Source: Sherman Publications

Leonard kids learn facts about fresh water

by Trevor Keiser

October 03, 2012

After second graders from Leonard Elementary raised nearly $360 to go towards a well for fresh drinking water in Rwanda last year, second grade teachers Mrs. Sarah Ashley and Mrs. Chelsea Schlak have decided to do it again this year.

As a part of Oxford Community Schools’ International Baccalaureate unit “Sharing the Planet” students had investigate humans’ impact on earth’s natural resources and decide how they could take action to help. When Ashley and Schlak found “The Water Project,” which works to provide clean, safe drinking water by building wells in countries where drinking water is limited or contaminated, they thought it would a great way to help their students understand the concepts of the unit.

“We were looking to making a global connection in our unit,” Schlak said. “The Water Project was a great way to speak of other countries around the world and have our kids become internationally minded.”

Since the actual non-profit is called “The Water Project,” Ashley said Leonard called theirs “The Water Challenge.” The students were challenged to give up drinking bottled anything, including bottled water to reduce plastic and waste. This was to help them focus on how much water they consume and how readably available it is in the United States.

Schlak said they not only had them chart how much water they drank in a day, but how much water was used to wash their hands, bathe themselves, and cooked with.

“A lot of the videos through the water project, resources we showed them were of kids their age, so they felt like they could relate and connect to them,” Schlak said.

“Their eyes were opened to the lack of access to clean drinking water around the world,” added Ashley. “It was a great experience for our kids.”

The challenge not only opened the eyes of the students, but the teachers as well.
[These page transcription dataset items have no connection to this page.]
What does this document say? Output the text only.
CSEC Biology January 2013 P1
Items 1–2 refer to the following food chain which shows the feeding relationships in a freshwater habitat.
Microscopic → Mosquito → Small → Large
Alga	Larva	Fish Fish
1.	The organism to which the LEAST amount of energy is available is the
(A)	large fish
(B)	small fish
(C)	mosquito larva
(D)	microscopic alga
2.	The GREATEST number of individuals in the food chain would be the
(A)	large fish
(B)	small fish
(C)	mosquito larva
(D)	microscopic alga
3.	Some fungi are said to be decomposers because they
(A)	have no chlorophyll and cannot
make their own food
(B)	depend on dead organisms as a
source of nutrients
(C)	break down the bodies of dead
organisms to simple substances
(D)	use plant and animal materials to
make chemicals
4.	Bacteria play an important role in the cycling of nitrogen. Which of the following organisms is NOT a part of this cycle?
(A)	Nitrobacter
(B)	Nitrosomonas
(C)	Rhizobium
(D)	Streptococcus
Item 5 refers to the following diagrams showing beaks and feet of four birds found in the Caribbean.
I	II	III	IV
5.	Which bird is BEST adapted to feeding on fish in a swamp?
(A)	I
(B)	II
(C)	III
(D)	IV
“It was really enlightening to me because I am a bottle water drinker and the water here from the fountains is not very good, even the kids complain about it,” Schlak said. “During this challenge it was really difficult for me becasue I’d walk in with a bottle of water and the kids would tell me I couldn’t drink out of it. Then I’d be all day without water and be so thirsty, so I had to go out and buy a container to hold water in for my faucet at home.”

With a goal to raise $200, which would provide two families with clean water, they raised a total of $358.17 in just the two weeks they promoted it throughout their school. This year Ashley and Chelsea are hoping to make the project a month long and challenge other schools and as well as the community as a whole to become involved in the project as well.

The $358 along with 24 individual donors, and 12 companies and other schools donations went towards building a well to give an entire community fresh water in Rwanda. A community well costs $7,000. The well is expected to be completed in Feb. 2013.

“The school really came together and we were really blown away by how much we raised,” Ashley said. “We were just thrilled to contribute.”